New industries, such as charging infrastructure manufacturing and installation, battery manufacturing, recycling, repurposing and related mining and processing activities, and EV research and development could emerge as growth sectors for the Australian economy, the government says.

So why is Neometals setting up shop in Canada?
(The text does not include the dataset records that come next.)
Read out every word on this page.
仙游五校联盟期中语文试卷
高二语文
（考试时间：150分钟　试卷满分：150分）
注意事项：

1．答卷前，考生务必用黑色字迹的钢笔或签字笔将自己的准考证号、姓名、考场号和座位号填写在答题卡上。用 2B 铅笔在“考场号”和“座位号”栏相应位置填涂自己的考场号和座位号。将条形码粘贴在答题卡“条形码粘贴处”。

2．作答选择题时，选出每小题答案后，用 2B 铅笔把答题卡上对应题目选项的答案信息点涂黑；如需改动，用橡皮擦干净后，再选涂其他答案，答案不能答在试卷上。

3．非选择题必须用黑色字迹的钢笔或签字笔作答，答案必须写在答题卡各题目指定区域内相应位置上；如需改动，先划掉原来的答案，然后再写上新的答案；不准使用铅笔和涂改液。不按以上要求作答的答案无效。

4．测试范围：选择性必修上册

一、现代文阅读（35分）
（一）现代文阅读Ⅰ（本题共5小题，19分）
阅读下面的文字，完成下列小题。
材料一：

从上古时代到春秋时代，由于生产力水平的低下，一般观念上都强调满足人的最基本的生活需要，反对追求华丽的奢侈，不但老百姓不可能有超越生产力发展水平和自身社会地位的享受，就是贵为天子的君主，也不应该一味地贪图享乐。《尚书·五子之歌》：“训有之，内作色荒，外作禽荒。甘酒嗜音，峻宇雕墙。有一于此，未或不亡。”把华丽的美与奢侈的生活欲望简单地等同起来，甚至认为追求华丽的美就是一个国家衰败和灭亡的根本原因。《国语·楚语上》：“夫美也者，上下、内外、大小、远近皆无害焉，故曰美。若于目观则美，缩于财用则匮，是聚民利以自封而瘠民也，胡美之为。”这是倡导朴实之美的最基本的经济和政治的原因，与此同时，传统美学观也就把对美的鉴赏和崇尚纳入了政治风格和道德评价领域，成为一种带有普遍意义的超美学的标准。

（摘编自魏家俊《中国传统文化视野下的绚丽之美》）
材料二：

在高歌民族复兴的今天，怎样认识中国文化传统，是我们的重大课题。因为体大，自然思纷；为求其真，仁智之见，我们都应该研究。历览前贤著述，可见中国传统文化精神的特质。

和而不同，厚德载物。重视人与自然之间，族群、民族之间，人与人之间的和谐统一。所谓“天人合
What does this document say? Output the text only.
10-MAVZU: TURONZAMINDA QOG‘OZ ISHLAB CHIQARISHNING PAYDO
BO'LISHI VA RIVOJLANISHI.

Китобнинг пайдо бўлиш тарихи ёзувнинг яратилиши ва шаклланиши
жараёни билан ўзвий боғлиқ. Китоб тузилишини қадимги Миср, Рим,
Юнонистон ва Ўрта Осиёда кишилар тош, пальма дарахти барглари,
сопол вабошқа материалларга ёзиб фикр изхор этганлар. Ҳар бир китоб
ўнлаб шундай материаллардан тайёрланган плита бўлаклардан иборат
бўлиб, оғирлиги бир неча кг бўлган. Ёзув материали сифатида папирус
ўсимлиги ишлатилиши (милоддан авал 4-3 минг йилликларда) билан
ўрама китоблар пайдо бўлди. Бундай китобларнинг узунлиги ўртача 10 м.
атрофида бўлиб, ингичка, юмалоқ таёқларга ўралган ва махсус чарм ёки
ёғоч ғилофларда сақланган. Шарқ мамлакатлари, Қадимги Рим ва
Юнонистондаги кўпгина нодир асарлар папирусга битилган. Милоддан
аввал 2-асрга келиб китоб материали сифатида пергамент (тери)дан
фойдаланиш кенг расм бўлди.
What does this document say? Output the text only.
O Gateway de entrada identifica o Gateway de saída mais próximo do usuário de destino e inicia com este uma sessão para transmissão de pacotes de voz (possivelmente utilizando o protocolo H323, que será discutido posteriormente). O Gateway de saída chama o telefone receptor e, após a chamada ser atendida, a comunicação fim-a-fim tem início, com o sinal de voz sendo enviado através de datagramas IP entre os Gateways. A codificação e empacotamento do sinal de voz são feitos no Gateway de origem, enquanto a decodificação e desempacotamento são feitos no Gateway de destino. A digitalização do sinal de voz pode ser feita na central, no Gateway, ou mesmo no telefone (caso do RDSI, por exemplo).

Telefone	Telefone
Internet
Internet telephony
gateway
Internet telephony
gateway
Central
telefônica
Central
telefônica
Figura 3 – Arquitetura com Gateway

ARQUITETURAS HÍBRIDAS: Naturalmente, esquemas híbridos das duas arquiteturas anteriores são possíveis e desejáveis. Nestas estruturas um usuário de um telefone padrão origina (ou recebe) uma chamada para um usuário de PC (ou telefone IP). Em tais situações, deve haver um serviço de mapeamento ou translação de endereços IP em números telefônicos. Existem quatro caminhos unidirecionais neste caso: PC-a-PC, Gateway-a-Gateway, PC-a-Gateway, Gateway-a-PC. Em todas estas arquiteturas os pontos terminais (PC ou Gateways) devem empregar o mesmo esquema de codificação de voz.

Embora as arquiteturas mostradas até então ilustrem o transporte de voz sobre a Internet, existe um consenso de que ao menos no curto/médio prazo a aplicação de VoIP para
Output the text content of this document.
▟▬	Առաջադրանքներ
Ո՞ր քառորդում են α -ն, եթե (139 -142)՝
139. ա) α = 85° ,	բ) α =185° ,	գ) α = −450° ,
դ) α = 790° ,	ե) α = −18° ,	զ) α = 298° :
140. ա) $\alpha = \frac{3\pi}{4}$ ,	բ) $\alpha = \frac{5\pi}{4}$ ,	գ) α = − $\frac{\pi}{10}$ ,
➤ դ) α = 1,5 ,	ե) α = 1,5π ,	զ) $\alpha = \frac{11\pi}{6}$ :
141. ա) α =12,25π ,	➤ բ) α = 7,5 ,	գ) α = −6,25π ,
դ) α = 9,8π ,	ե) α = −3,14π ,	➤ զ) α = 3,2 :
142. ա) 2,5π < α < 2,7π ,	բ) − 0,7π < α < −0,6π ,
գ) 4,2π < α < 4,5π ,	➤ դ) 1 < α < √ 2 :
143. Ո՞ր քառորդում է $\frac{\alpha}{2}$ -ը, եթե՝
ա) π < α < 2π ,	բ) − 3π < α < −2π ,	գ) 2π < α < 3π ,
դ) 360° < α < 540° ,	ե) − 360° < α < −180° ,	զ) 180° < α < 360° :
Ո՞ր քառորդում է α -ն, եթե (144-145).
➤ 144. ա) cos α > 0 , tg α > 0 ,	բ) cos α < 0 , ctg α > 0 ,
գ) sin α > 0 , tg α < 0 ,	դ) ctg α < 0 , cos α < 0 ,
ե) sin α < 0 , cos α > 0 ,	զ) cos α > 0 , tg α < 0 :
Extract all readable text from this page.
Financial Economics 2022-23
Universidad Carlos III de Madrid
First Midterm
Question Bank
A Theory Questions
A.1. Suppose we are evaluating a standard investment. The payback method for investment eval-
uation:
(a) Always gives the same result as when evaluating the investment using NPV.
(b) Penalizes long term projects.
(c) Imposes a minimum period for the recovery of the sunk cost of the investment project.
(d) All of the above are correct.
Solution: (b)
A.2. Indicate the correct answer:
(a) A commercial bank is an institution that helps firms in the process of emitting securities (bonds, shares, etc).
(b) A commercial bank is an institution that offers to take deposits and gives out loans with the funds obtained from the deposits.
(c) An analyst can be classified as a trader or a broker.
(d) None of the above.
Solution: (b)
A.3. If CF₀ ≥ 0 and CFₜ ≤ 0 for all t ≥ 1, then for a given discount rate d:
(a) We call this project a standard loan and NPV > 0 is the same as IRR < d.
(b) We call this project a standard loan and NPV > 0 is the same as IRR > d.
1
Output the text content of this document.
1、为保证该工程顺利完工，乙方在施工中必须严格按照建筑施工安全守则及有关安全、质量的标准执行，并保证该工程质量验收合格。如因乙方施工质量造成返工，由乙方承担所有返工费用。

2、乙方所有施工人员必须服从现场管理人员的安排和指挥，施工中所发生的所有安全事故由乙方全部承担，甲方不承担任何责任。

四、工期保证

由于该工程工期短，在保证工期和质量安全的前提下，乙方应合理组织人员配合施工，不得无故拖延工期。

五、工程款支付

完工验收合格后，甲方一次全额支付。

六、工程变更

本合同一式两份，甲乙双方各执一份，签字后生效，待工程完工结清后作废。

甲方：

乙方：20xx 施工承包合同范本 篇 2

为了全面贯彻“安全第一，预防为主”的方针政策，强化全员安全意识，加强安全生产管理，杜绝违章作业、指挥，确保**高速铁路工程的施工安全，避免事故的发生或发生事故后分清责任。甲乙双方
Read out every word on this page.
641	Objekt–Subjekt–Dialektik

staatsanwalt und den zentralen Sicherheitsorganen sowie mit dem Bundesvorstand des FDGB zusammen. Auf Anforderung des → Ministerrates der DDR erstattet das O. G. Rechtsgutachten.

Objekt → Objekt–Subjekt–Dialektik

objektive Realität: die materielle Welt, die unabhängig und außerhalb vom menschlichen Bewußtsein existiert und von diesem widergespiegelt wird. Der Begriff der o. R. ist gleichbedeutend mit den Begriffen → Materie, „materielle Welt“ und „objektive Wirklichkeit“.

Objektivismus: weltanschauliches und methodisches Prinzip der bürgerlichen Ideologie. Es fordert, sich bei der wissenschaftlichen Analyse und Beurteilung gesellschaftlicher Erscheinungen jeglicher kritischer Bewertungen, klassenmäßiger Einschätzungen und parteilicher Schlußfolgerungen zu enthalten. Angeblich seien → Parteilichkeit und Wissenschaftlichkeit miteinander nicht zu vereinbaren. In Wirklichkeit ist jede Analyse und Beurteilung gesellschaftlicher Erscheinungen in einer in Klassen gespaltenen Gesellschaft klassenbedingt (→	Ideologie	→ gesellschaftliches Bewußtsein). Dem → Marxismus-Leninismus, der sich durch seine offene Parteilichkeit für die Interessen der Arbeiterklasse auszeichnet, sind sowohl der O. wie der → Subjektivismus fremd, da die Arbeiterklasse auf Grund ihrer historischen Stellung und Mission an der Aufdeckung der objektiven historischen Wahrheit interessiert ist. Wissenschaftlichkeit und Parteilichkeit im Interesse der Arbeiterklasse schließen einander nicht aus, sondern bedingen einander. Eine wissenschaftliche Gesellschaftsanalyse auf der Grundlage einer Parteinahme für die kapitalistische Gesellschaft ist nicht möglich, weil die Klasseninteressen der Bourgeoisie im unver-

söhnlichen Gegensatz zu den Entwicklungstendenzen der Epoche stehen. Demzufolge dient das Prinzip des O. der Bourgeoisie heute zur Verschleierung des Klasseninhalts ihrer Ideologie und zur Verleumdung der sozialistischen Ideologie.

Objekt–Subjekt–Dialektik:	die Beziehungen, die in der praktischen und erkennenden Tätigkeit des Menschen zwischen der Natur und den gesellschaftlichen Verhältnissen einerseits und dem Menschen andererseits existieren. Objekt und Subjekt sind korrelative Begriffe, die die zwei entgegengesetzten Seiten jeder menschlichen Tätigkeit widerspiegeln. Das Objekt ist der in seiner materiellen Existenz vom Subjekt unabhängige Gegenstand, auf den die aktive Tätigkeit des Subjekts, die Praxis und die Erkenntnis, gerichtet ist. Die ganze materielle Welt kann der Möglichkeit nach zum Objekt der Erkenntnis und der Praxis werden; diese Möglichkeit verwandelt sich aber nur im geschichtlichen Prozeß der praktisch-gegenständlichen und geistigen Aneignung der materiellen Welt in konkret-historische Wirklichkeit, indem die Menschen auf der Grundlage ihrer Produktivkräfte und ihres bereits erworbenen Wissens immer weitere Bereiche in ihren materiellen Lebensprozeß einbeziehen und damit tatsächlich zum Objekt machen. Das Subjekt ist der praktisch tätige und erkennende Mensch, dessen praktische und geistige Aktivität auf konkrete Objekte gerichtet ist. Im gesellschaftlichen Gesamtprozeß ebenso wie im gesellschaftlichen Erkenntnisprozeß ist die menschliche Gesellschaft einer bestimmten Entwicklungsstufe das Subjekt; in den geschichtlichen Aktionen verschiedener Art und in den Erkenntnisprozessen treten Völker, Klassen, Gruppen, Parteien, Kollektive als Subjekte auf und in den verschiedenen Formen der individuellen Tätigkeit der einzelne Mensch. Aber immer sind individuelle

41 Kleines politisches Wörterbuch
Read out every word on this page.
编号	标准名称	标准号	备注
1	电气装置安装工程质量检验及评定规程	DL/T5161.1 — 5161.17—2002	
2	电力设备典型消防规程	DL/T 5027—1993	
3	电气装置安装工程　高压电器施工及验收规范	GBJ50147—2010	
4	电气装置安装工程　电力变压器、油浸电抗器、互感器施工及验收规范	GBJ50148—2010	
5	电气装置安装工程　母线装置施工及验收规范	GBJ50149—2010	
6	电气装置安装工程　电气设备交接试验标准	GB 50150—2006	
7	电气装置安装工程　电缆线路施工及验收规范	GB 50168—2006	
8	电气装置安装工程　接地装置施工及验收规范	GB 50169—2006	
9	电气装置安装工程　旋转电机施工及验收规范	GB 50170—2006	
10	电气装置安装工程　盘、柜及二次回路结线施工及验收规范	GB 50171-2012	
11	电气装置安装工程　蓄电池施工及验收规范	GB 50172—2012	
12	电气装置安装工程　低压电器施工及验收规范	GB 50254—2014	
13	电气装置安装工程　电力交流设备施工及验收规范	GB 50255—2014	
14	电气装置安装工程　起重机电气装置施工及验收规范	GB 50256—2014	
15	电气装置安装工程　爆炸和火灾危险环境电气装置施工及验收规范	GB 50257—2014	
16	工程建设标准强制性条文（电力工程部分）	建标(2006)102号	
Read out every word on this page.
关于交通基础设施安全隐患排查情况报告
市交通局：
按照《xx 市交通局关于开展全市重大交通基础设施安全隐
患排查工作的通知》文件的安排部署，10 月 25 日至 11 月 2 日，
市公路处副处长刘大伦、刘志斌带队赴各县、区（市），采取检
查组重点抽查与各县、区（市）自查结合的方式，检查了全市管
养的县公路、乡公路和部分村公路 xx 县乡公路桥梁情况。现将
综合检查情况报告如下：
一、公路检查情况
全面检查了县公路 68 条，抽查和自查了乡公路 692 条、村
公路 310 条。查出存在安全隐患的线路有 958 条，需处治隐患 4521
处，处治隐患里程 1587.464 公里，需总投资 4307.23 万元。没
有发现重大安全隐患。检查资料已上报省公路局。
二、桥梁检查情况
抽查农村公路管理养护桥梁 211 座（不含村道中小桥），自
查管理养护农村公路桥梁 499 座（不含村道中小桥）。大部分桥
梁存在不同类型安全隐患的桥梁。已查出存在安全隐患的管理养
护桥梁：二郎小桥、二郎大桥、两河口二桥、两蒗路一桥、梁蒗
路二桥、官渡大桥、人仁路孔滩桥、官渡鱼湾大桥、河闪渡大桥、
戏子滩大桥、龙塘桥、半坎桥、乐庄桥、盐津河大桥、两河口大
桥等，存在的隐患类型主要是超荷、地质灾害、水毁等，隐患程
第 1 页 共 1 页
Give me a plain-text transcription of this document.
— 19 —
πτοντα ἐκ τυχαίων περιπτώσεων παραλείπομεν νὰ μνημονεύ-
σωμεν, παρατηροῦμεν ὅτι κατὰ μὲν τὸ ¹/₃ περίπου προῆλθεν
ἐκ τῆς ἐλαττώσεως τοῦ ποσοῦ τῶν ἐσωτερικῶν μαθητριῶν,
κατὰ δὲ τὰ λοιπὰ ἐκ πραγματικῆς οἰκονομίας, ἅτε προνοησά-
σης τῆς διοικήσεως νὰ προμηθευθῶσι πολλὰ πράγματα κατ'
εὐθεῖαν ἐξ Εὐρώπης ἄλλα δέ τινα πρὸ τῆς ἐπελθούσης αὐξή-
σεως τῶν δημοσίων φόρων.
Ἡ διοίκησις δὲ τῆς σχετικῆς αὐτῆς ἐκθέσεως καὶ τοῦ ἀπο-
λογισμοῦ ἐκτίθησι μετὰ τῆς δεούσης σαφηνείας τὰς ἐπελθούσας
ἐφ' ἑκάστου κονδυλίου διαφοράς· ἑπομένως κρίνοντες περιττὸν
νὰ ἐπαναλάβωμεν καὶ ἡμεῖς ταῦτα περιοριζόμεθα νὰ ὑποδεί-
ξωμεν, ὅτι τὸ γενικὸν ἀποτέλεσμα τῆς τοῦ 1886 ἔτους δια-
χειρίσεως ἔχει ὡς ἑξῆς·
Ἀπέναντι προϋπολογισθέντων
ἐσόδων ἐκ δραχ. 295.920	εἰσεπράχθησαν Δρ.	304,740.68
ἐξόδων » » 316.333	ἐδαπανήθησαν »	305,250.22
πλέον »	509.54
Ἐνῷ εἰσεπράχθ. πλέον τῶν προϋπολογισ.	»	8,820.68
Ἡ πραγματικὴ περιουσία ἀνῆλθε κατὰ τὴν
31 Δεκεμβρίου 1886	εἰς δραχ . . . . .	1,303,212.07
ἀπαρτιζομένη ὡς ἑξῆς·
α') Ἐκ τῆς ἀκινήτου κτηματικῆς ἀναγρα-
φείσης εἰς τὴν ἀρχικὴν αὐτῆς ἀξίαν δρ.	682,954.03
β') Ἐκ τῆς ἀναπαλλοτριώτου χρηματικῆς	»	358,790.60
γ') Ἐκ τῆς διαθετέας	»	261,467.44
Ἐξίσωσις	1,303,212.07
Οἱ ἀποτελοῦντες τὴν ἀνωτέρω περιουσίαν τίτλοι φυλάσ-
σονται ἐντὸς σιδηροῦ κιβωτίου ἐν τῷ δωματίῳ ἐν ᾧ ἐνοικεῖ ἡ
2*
Are they friendlier than us?




Not at all, Neometals boss Chris Reed says.

Australia is doing “great job” fostering local battery metals R&D — it’s just that North America is much closer to Neometals’ target market.

“Anything that the Canadians can do, we can do down here as good, if not better,” Mr Reed told Stockhead.

“We do lots of R&D in Australia at CSIRO, Queensland University of Technology, … you name it.

“But this pilot plant is a showcase for potential partners — and Australia isn’t really a target market.”

It’s a business model that will initially focus on partnerships with auto and battery makers to recycle off-spec cells that fail QA/QC, and end-of-life returns.

Based in North America, the company is close to these target customers in the US, Europe and Asia.

This process involves shredding the old batteries (Stage 1) and a subsequent hydrometallurgical processing and refining stage to deliver high purity battery materials (Stage 2).

This pilot plant is intended to show that Neometals’ process can recycle a range of battery types from multiple sources, including consumer electronics, electric vehicles (EV), and stationary storage.

It will also produce product samples for prospective customers and provide essential data for a commercial-sized plant.

“The pilot will give the company product samples of the battery materials like cobalt sulfate, nickel sulfate, manganese sulfate, and lithium sulfate which we can give to potential buyers,” Mr Reed says.

“It will also give us data for the front-end engineering and design (FEED) phase on a 50 tonnes per day recycling plant.”

Recycling will be really important, hmmkay?

The amount of end of life (EOL) lithium-ion batteries for recycling just keeps increasing.

Efficient battery recycling is going to be crucial as the EV production volumes really accelerate.

Neometals has a pretty robust economic proposition on its hands as well, even as prices for battery metals come down from recent highs.

A 2017 scoping study estimated operating costs of about $US4.45/lb of contained cobalt based on a 10 tonne per day plant.

And as that is scaled up to 50 tonnes a day, Neometals reckons costs will come down even further.

“It’s a pretty robust process; [even] at current cobalt prices of $US15-$US16 a pound,” Mr Reed says.

“An LCO (lithium cobalt oxide) battery is about 20 per cent by weight cobalt.

“That’s about $US7000 per tonne contained cobalt in an LCO battery from consumer electronics.”

It took Neometals “quite a bit of time” to perfect the backend for treating the more complex, NMC (nickel manganese cobalt) EV batteries, Mr Reed says.

“But the volumes of car batteries that are being produced are increasing quickly and the numbers coming back [for recycling] are bigger than we had planned,” he says.

“One Tesla car has between 20,000 and 25,000 equivalent sized phone batteries.”